Prime Focus Pulls Into China; UK May Shore Up VFX Industry
The gloomy VFX scene saw a few bright spots in the international market today. In the UK, the 2013 budget was unveiled and along with it, news that the Treasury will launch a public consultation on options to provide further support for the VFX industry via the tax system. In total, the creative industries received an extra £25M to help boost economic growth. Meanwhile, VFX specialist Prime Focus said it is setting up a Chinese joint venture with Hong Kong–based private equity group AID Partners and local partner Zhejiang Jingqi Wenhua Chuanbo Company.

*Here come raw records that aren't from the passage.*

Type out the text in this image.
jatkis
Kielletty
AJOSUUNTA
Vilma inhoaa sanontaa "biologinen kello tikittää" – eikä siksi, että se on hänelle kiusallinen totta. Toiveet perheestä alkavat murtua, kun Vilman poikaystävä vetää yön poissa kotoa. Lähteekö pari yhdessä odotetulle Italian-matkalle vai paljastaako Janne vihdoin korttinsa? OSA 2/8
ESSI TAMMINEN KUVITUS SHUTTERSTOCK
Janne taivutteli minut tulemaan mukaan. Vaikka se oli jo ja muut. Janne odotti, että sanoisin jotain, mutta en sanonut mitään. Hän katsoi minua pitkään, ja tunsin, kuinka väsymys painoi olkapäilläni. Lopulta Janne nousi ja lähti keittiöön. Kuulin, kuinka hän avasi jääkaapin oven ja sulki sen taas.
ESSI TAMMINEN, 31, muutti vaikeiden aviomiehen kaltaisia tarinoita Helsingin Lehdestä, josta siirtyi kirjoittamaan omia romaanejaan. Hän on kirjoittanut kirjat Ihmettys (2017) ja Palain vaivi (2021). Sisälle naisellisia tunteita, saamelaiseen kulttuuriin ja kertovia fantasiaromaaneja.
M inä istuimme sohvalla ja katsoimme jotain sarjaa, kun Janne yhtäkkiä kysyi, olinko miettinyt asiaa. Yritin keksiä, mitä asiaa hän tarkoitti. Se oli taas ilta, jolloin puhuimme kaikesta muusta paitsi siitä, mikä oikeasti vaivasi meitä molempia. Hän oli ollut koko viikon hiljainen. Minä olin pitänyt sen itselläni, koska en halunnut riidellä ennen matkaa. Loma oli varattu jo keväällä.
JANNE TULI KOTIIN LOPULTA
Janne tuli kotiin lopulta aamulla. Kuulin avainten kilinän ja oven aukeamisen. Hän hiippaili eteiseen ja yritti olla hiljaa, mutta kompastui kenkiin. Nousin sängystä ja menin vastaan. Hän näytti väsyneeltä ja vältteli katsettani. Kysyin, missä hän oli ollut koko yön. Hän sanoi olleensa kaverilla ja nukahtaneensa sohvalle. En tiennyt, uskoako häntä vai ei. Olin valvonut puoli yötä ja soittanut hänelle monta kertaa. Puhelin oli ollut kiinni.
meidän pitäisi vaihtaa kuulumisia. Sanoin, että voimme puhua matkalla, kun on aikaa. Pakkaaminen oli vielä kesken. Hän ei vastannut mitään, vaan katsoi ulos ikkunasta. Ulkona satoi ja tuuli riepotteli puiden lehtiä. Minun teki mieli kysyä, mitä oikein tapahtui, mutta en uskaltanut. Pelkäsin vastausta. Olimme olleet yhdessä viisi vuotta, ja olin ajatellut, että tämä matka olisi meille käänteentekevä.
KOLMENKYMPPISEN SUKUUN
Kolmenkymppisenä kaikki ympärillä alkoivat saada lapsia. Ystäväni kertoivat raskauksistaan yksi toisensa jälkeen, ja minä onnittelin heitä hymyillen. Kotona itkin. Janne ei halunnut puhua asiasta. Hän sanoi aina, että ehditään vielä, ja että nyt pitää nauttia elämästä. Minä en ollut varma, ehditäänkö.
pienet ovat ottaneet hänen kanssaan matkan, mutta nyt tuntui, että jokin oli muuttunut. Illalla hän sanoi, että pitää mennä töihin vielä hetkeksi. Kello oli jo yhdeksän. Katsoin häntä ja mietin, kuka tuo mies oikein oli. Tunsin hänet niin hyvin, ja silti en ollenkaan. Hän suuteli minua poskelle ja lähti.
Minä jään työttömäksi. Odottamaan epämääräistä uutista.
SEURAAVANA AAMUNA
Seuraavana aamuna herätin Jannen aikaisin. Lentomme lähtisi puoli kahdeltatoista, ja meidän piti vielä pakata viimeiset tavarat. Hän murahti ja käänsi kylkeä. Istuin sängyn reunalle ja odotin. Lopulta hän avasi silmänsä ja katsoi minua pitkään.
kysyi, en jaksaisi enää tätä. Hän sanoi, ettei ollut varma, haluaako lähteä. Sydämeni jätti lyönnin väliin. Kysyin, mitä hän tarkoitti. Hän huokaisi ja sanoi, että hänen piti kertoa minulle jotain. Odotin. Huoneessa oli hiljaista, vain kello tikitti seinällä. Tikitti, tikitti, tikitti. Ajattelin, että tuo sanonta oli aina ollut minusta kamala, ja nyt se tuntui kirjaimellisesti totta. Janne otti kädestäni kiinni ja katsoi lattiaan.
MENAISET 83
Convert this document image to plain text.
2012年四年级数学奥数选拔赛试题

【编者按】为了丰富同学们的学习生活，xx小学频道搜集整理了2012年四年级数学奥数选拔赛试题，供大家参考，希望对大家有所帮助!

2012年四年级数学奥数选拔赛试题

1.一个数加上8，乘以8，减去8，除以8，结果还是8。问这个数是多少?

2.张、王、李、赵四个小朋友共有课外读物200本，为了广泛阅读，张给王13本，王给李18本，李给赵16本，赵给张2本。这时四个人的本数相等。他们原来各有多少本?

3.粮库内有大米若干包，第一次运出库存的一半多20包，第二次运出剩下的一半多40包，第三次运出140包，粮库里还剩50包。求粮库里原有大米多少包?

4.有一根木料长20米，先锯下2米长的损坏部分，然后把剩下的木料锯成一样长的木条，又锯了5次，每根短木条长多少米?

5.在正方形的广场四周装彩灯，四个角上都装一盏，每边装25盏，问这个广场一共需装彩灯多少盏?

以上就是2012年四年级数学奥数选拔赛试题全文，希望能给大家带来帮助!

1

Prime Focus, which is listed on the Bombay Stock Exchange and has offices in the U.S., Canada, the UK and India, will invest $3M in the new operation which will provide services including 2D/3D conversion, VFX and post-production services on the mainland and in Hong Kong, Macau and Taiwan. At the same time, AID, whose investments include Legendary Pictures and HMV Asia, has invested $10M in Prime Focus’ Netherlands subsidiary, Prime Focus World NV. The group’s credits include Shrek, Transformers 3, Harry Potter And The Deathly Hallows Part 2, The Smurfs and Men In Black 3.